The paper focuses on the discourse about history and national identity in Montenegro in the first decade after the re-establishment of independence in 2006. In the first section, the author pays attention to the increased role played by the period of the medieval state of Duklja (10th - 12th century) in the narratives of Montenegrin independence and specificity.
The subsequent section represents a short overview of the role of the period of Ottoman rule and Montenegrin attempts to break free from the Ottoman empire from the 17th to the 19th century in contemporary discourses. Special attention is devoted to the personality of Petar II Petrović Njegoš, Montenegrin ruler and poet from the first half of the 19th century.

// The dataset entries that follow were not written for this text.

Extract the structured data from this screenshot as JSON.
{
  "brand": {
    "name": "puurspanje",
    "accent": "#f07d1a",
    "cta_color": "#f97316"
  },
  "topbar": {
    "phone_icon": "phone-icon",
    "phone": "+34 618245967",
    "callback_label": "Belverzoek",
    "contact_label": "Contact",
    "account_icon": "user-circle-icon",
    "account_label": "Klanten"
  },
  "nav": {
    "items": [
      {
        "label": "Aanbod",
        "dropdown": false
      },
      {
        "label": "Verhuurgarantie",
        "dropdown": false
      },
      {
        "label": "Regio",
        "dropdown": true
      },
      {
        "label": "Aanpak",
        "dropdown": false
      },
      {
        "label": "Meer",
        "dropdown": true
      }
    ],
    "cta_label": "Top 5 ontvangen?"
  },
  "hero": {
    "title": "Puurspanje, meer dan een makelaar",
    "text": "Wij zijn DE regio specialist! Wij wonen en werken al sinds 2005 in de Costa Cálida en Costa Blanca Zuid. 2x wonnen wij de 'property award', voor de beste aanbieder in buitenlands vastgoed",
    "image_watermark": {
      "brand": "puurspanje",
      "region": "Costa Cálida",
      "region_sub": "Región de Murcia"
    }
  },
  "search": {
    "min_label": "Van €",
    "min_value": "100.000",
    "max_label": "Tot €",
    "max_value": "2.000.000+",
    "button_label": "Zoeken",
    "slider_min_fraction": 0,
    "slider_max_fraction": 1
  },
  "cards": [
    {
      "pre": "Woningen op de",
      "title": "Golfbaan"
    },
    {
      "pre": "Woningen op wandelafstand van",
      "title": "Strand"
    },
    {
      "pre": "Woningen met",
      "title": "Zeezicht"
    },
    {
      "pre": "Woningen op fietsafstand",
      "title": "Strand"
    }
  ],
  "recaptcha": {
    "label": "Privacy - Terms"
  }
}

His central role in Montenegrin narratives of history and identity was repeatedly confirmed during the bicentenary of his birth in 2013. In fact, Njegoš is often presented as an arbiter of identity whose opinions are still relevant, even binding today.
In contrast to Njegoš, who is almost universally revered by both ethnic Montenegrins and Serbs, the re-examination of the role of Prince (later King) Nikola I Petrović Njegoš has taken a form of more moderate commemorations and critical discussions which have been markedly less emotional. In the following section dealing with the end of Montenegro's independence in 1918, the unification with Serbia and the State of the Serbs, Croats and Slovenes and the interwar period, the author has noted that the glorification of armed struggle against the unconditional union with the Yugoslav state has largely obscured the less spectacular but arguably more important developments of the interwar period, when the collective identity of the Montenegrins was first formulated and modern Montenegrin culture was born.
In comparison with Serbia and Croatia, the interest in the events of the Second World War is certainly lower in Montenegro. Finally, the author tackles the ambivalent attitude towards the socialist past, which largely remains to be discovered and integrated into the existing "grand narrative" about national history and identity.